What are trust tiers in agent interface design?
Trust tiers classify agent deployment environments into three levels. Tier 1 is local development with a human in the loop and time-bound consent required at each sensitive action. Tier 2 is CI or controlled environments requiring data separation via containers and isolated profiles. Tier 3 is full internet access ('YOLO mode') requiring domain allow lists, prompt injection mitigations, and maximum isolation. Tools can be shared across tiers, but the security model must never be shared between them.
What results can I expect from applying the Hablich framework to my MCP server?
You can expect measurably lower token costs per successful task completion, higher task completion rates, fewer wrong-tool-selection errors, and agents that self-heal from errors instead of requiring human intervention. Teams applying the framework typically see reduced context window blowouts by replacing raw data dumps with semantic summaries, better tool discoverability through audited descriptions, and a clear security posture via trust tier separation. The key outcome is a data-informed improvement loop driven by tokens per successful outcome metrics.
What is the dump zone in agent interfaces?
The dump zone is the degraded reasoning state an agent enters when its context window is overwhelmed with too much data — like a 50,000-line JSON trace file or full AST dump. When an agent hits the dump zone, its reasoning quality collapses and it either fails the task or produces unreliable output.

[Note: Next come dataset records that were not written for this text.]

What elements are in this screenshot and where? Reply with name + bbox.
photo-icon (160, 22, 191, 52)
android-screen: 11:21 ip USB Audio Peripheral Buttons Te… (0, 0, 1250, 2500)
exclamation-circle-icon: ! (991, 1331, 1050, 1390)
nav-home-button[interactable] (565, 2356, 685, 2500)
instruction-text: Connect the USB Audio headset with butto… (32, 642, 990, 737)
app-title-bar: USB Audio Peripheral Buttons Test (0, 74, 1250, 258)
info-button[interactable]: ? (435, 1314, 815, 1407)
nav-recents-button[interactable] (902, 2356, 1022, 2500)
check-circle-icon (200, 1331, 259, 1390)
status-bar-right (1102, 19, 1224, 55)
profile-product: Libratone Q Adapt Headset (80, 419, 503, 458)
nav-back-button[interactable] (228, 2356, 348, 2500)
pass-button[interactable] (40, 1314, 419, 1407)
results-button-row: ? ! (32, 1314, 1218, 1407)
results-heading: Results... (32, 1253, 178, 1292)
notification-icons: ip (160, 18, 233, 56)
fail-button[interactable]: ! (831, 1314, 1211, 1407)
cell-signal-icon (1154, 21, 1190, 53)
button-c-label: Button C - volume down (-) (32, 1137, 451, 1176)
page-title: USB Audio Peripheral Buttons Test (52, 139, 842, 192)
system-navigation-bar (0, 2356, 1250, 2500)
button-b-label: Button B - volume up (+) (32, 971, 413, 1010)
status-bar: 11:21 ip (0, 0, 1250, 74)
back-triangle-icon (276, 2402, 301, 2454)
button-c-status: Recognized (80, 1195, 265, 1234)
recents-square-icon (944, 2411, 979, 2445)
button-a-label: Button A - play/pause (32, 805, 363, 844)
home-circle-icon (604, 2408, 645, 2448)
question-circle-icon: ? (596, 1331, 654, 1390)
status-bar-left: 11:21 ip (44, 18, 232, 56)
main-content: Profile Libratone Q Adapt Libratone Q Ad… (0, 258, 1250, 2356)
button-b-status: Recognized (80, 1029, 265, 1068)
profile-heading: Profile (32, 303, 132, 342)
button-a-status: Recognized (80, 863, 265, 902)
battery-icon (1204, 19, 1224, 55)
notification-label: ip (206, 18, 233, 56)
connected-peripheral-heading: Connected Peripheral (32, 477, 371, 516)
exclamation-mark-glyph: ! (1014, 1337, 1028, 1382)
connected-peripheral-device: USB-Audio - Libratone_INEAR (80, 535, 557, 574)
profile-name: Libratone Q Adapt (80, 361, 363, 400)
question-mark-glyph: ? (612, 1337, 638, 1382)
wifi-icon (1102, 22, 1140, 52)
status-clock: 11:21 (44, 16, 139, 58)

The fix is replacing raw data payloads with semantic summaries that surface only the actionable signal, pointing the agent at the right sentence instead of handing it the entire book.
What is Slim Mode for MCP tools?
Slim Mode is an extreme application of tool categorisation where you expose only the minimum viable tool set — typically 3-5 core tools like select, navigate, and evaluate — for maximum token efficiency. It's designed for cost-sensitive or context-constrained deployments. The explicit trade-off is reduced capability: the agent may need extra turns to accomplish tasks or may be blocked from certain tasks entirely. Slim Mode should be documented with these capability trade-offs clearly stated.